Five at 8 – 6/17/09

  • What we have here is a failure to communicate. Yesterday, the State Department claimed credit for keeping Twitter, the microblogging service, from shutting down for maintenance on Monday afternoon at the height of demonstrations taking place in Iran. Today, according to the BBC, Twitter says the State Department was no factor. The San Francisco Chronicle, meanwhile, finds the local man responsible for helping get information out of Iran during the protests over the presidential election. He configured servers here to prevent Iran from shutting off the flow of information from bloggers there. Iran has the largest number of bloggers per capita in the world.

    NPR reports on its Two-Way blog that it has a fairly steady stream of information coming from a contact in Tehran.

    With foreign reporters confined to their hotels, it’s getting harder to get images from Tehran. Here’s one from a rally yesterday.

    iran_june16.jpg

    Now, because you’re a News Cut reader, I know you need more than the Iran story in 140 characters, so here’s an excellent backgrounder from Abbas Milani, the director of the Iranian Studies Program at Stanford University, in a presentation to Google. (h/t: Open Culture)

  • This isn’t Iran. It’s the United States, where recent intercepts of the private telephone calls and e-mail messages of Americans are broader than previously revealed, the New York Times reports. Only the personal communication of foreigners is supposed to be monitored. But the government is having a hard time distinguishing which e-mail belongs to a foreigner and which belongs to an American.
  • You move to a new city and when your telephone is installed, it turns out you’ve inherited the number once used by a prayer hotline. You get calls day and night from people. Do you change the number or talk to the people?
  • The Minnesota Budget Project has its assessment of Gov. Pawlenty’s unallotment on its Minnesota Budget Bites blog and points out the budget problems haven’t been solved:

    And unallotment will cause a great deal of pain for low-income families, but still fail to solve our underlying budget problems. The Governor can only cut spending in the FY 2010-11 biennium, but our state faces a projected $3.1 billion deficit for the FY 2012-13 biennium. We need a long-term solution to our budget problems, not a one-time quick fix.

    Eric Ostermeier, at Smart Politics, looks at the impact on higher education and finds that as recently as 2007, Minnesota spent more per capita on higher education than any other state except Hawaii. Even with Pawlenty’s cut of about $38 per capita, the state will likely retain the ranking.

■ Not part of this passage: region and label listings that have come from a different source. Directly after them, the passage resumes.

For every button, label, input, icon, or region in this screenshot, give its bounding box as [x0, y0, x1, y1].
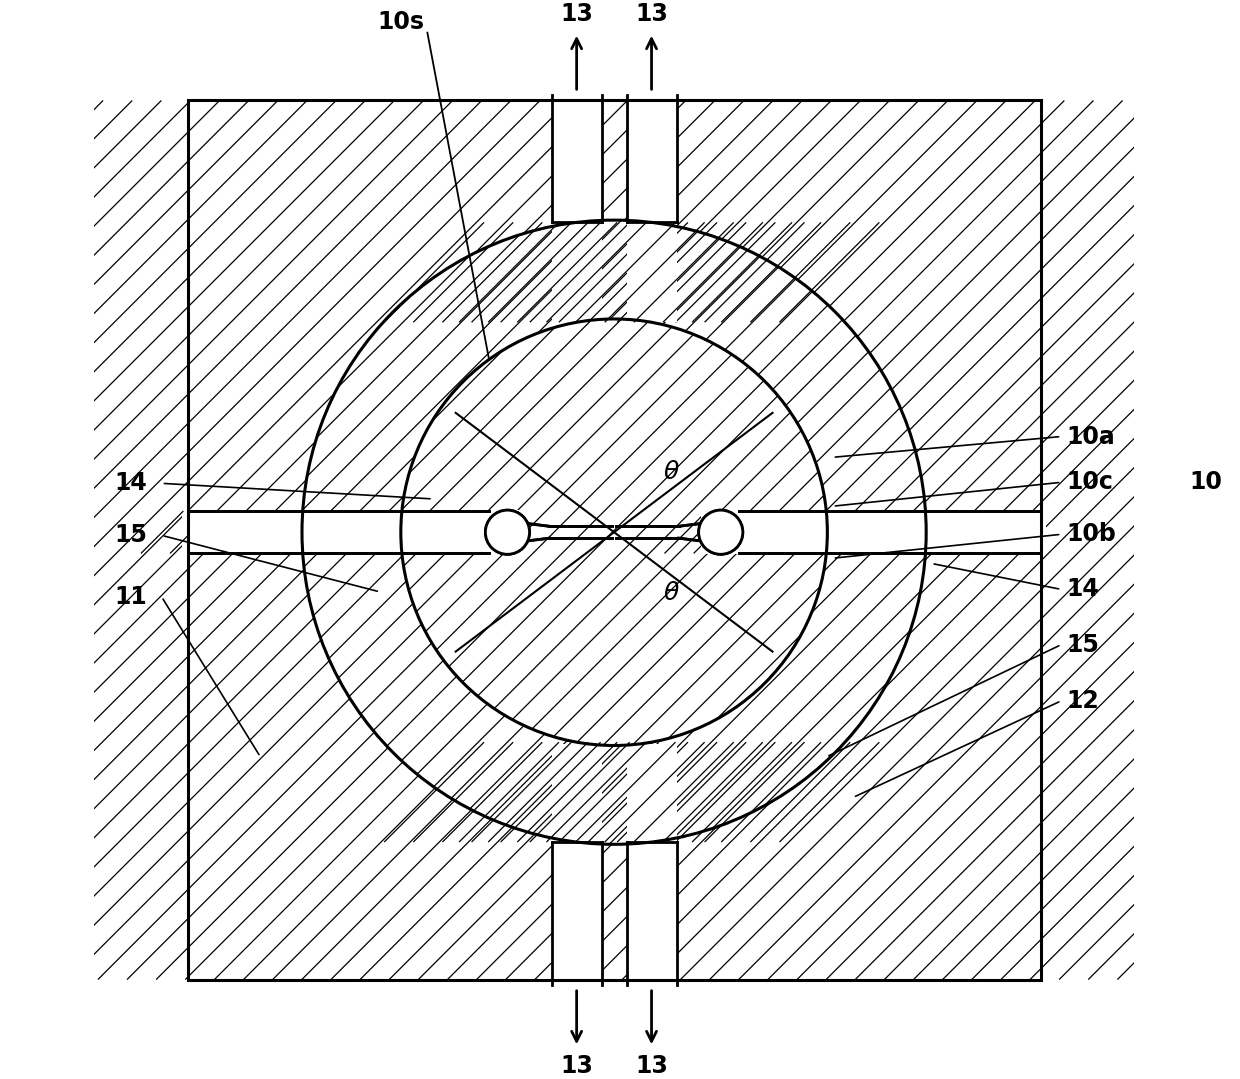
Text: 11: 11: [114, 585, 146, 609]
Circle shape: [485, 510, 529, 555]
Text: 13: 13: [635, 1054, 668, 1078]
Bar: [187, 100, 1040, 980]
Bar: [182, 511, 1045, 554]
Bar: [826, 511, 1040, 554]
Text: 14: 14: [114, 472, 146, 495]
Bar: [552, 745, 601, 982]
Bar: [552, 95, 601, 985]
Bar: [626, 742, 677, 842]
Bar: [552, 222, 601, 323]
Circle shape: [303, 220, 926, 844]
Bar: [552, 742, 601, 842]
Text: 10: 10: [1189, 470, 1223, 494]
Text: 10b: 10b: [1066, 522, 1116, 546]
Text: 10s: 10s: [377, 11, 424, 35]
Bar: [187, 100, 1040, 980]
Text: 13: 13: [560, 2, 593, 26]
Bar: [187, 510, 527, 555]
Bar: [626, 95, 677, 985]
Text: 15: 15: [114, 523, 146, 547]
Circle shape: [698, 510, 743, 555]
Bar: [303, 511, 402, 554]
Text: 10c: 10c: [1066, 470, 1114, 494]
Bar: [187, 511, 402, 554]
Text: 15: 15: [1066, 632, 1100, 657]
Text: $\theta$: $\theta$: [663, 460, 680, 483]
Bar: [552, 98, 601, 323]
Bar: [626, 98, 677, 323]
Text: 14: 14: [1066, 577, 1100, 601]
Circle shape: [485, 510, 529, 555]
Text: 12: 12: [1066, 688, 1100, 713]
Circle shape: [401, 319, 827, 746]
Text: $\theta$: $\theta$: [663, 581, 680, 604]
Bar: [187, 100, 1040, 980]
Bar: [826, 511, 925, 554]
Text: 13: 13: [560, 1054, 593, 1078]
Bar: [626, 222, 677, 323]
Bar: [626, 745, 677, 982]
Circle shape: [698, 510, 743, 555]
Text: 13: 13: [635, 2, 668, 26]
Bar: [701, 510, 1040, 555]
Text: 10a: 10a: [1066, 424, 1115, 449]
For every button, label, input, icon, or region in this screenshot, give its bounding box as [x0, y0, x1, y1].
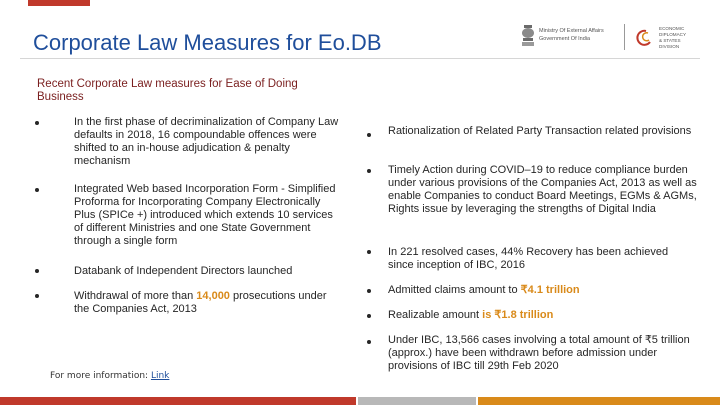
top-accent-bar — [28, 0, 90, 6]
division-line-3: & STATES — [659, 38, 681, 43]
section-subtitle: Recent Corporate Law measures for Ease o… — [37, 78, 298, 103]
mea-line1: Ministry Of External Affairs — [539, 28, 604, 34]
footer-color-bar — [0, 397, 720, 405]
bullet-dot — [367, 169, 371, 173]
national-emblem-icon — [522, 25, 534, 46]
page-title: Corporate Law Measures for Eo.DB — [33, 30, 382, 55]
left-bullet-4-highlight: 14,000 — [196, 290, 230, 302]
bullet-dot — [35, 269, 39, 273]
mea-line2: Government Of India — [539, 36, 591, 42]
division-line-1: ECONOMIC — [659, 26, 685, 31]
right-bullet-4-pre: Admitted claims amount to — [388, 284, 521, 296]
left-bullet-4-post: prosecutions under the Companies Act, 20… — [74, 290, 327, 315]
footer-bar-grey — [358, 397, 476, 405]
right-bullet-2: Timely Action during COVID–19 to reduce … — [388, 164, 697, 215]
edpd-swirl-icon — [636, 29, 651, 46]
right-bullet-5-pre: Realizable amount — [388, 309, 483, 321]
right-bullet-4: Admitted claims amount to ₹4.1 trillion — [388, 284, 693, 297]
bullet-dot — [35, 121, 39, 125]
division-line-4: DIVISION — [659, 44, 679, 49]
footer-note-text: For more information: — [50, 371, 151, 381]
bullet-dot — [367, 340, 371, 344]
bullet-dot — [367, 133, 371, 137]
right-bullet-1: Rationalization of Related Party Transac… — [388, 125, 692, 137]
bullet-dot — [35, 294, 39, 298]
bullet-dot — [367, 289, 371, 293]
bullet-dot — [367, 250, 371, 254]
right-bullet-5-highlight: is ₹1.8 trillion — [482, 309, 554, 321]
right-bullet-5: Realizable amount is ₹1.8 trillion — [388, 309, 693, 322]
left-bullet-4: Withdrawal of more than 14,000 prosecuti… — [74, 290, 344, 316]
bullet-dot — [35, 188, 39, 192]
bullet-dot — [367, 314, 371, 318]
right-bullet-3: In 221 resolved cases, 44% Recovery has … — [388, 246, 669, 271]
right-bullet-6: Under IBC, 13,566 cases involving a tota… — [388, 334, 690, 372]
footer-bar-orange — [478, 397, 720, 405]
right-bullet-4-highlight: ₹4.1 trillion — [520, 284, 580, 296]
left-bullet-3: Databank of Independent Directors launch… — [74, 265, 293, 277]
header-divider — [20, 58, 700, 59]
division-line-2: DIPLOMACY — [659, 32, 686, 37]
logo-divider — [624, 24, 625, 50]
left-bullet-4-pre: Withdrawal of more than — [74, 290, 197, 302]
footer-note: For more information: Link — [50, 371, 169, 381]
more-info-link[interactable]: Link — [150, 371, 170, 381]
left-bullet-2: Integrated Web based Incorporation Form … — [74, 183, 336, 247]
footer-bar-red — [0, 397, 356, 405]
header-logos: Ministry Of External Affairs Government … — [522, 24, 686, 50]
left-bullet-1: In the first phase of decriminalization … — [74, 116, 339, 167]
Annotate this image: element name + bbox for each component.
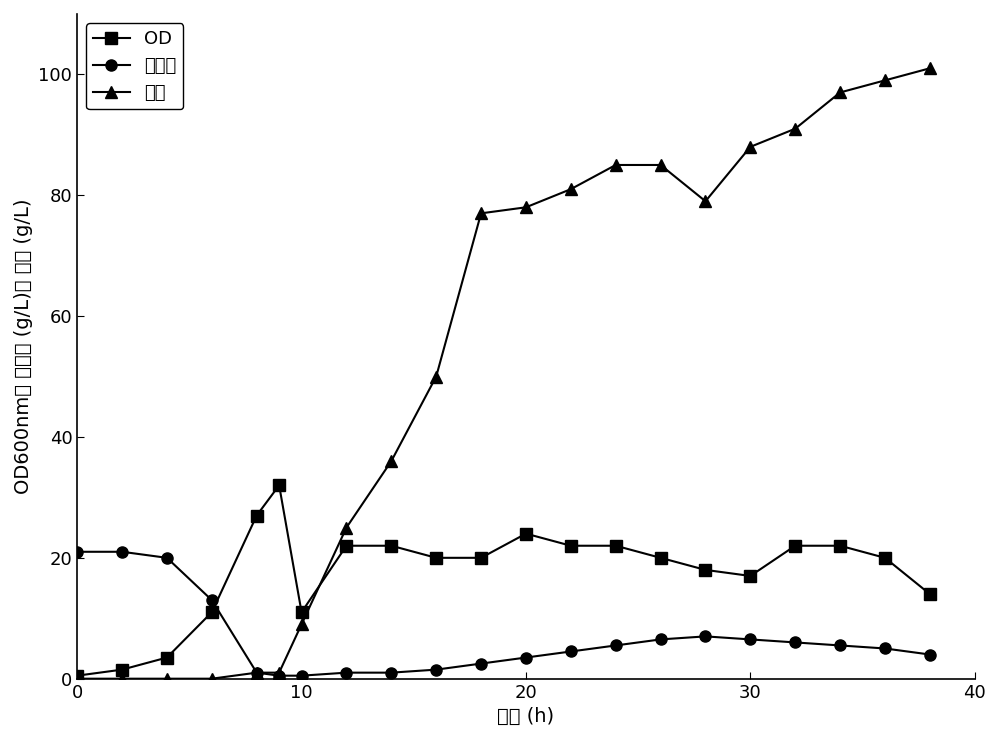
泛酸: [699, 197, 711, 206]
葡萄糖: [340, 668, 352, 677]
泛酸: [520, 203, 532, 212]
泛酸: [161, 674, 173, 683]
Line: OD: OD: [72, 480, 935, 682]
OD: [71, 671, 83, 680]
OD: [161, 653, 173, 662]
OD: [206, 608, 218, 616]
Line: 泛酸: 泛酸: [72, 63, 935, 684]
OD: [699, 565, 711, 574]
泛酸: [610, 161, 622, 169]
泛酸: [655, 161, 667, 169]
葡萄糖: [520, 653, 532, 662]
葡萄糖: [385, 668, 397, 677]
泛酸: [789, 124, 801, 133]
葡萄糖: [71, 548, 83, 556]
葡萄糖: [655, 635, 667, 644]
葡萄糖: [273, 671, 285, 680]
OD: [834, 541, 846, 550]
泛酸: [251, 668, 263, 677]
葡萄糖: [161, 554, 173, 562]
葡萄糖: [206, 596, 218, 605]
OD: [924, 590, 936, 599]
葡萄糖: [879, 644, 891, 653]
泛酸: [296, 620, 308, 629]
葡萄糖: [565, 647, 577, 656]
葡萄糖: [475, 659, 487, 668]
Y-axis label: OD600nm， 葡萄糖 (g/L)， 泛酸 (g/L): OD600nm， 葡萄糖 (g/L)， 泛酸 (g/L): [14, 198, 33, 494]
泛酸: [116, 674, 128, 683]
OD: [296, 608, 308, 616]
泛酸: [879, 76, 891, 85]
葡萄糖: [296, 671, 308, 680]
葡萄糖: [116, 548, 128, 556]
泛酸: [475, 209, 487, 218]
泛酸: [340, 523, 352, 532]
OD: [251, 511, 263, 520]
OD: [340, 541, 352, 550]
OD: [430, 554, 442, 562]
葡萄糖: [789, 638, 801, 647]
OD: [789, 541, 801, 550]
OD: [475, 554, 487, 562]
OD: [655, 554, 667, 562]
OD: [116, 665, 128, 674]
泛酸: [565, 185, 577, 194]
葡萄糖: [744, 635, 756, 644]
OD: [273, 481, 285, 490]
泛酸: [834, 88, 846, 97]
葡萄糖: [924, 650, 936, 659]
泛酸: [430, 372, 442, 381]
X-axis label: 时间 (h): 时间 (h): [497, 707, 555, 726]
Legend: OD, 葡萄糖, 泛酸: OD, 葡萄糖, 泛酸: [86, 23, 183, 110]
泛酸: [924, 64, 936, 73]
葡萄糖: [834, 641, 846, 650]
葡萄糖: [251, 668, 263, 677]
OD: [744, 571, 756, 580]
泛酸: [385, 457, 397, 465]
葡萄糖: [699, 632, 711, 641]
泛酸: [273, 668, 285, 677]
泛酸: [71, 674, 83, 683]
葡萄糖: [610, 641, 622, 650]
OD: [565, 541, 577, 550]
OD: [385, 541, 397, 550]
Line: 葡萄糖: 葡萄糖: [72, 546, 935, 682]
OD: [610, 541, 622, 550]
OD: [879, 554, 891, 562]
OD: [520, 529, 532, 538]
泛酸: [206, 674, 218, 683]
泛酸: [744, 142, 756, 151]
葡萄糖: [430, 665, 442, 674]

  • What’s the worst idea ever? The Atlantic has started another blog — Ideas — and is accepting nominations. I’d have to nominate “New Coke.” You?

  • Bonus: Can an algorithm give you advice about your love life?

    WHAT WE’RE WORKING ON

    Midmorning – Reaction to the governor’s unallotments. Guests include Tom Scheck, MPR political reporter; Chris Coleman, mayor of St. Paul; Dr. Michael Belzer, medical director and chief medical officer at Hennepin County Medical Center; Larry Pogemiller, DFL Senate majority leader. Pogemiller, you may recall, proposed a 7-percent across-the-board cut in the budget last March. There’s a chance you’ll get talk-show whiplash at 10 when the topic turns quickly to the Cannes Film Festival.

    Midday – The Pawlenty administration gets its voice heard on the subject. Management and Budget Commissioner Tom Hanson is one of the guests in the first hour.

    Talk of the Nation – NPR political analyst Ken Rudin is guest in the first hour. He’ll mention Coleman-Franken again. Don’t roll your eyes. All of the Web traffic statistics say despite public claims that people are sick of Coleman-Franken, those stories are consistently the most read. Second hour: How stories live and die in viral culture.

    All Things Considered — The more the stories come out about Bernie Madoff, the harder it is to believe he (a) acted alone and (b) the Securities and Exchange Commission wasn’t incompetent. A guest this afternoon is David Margolick, who wrote a Vanity Fair article this month, examining the role Madoff’s sons played — or not.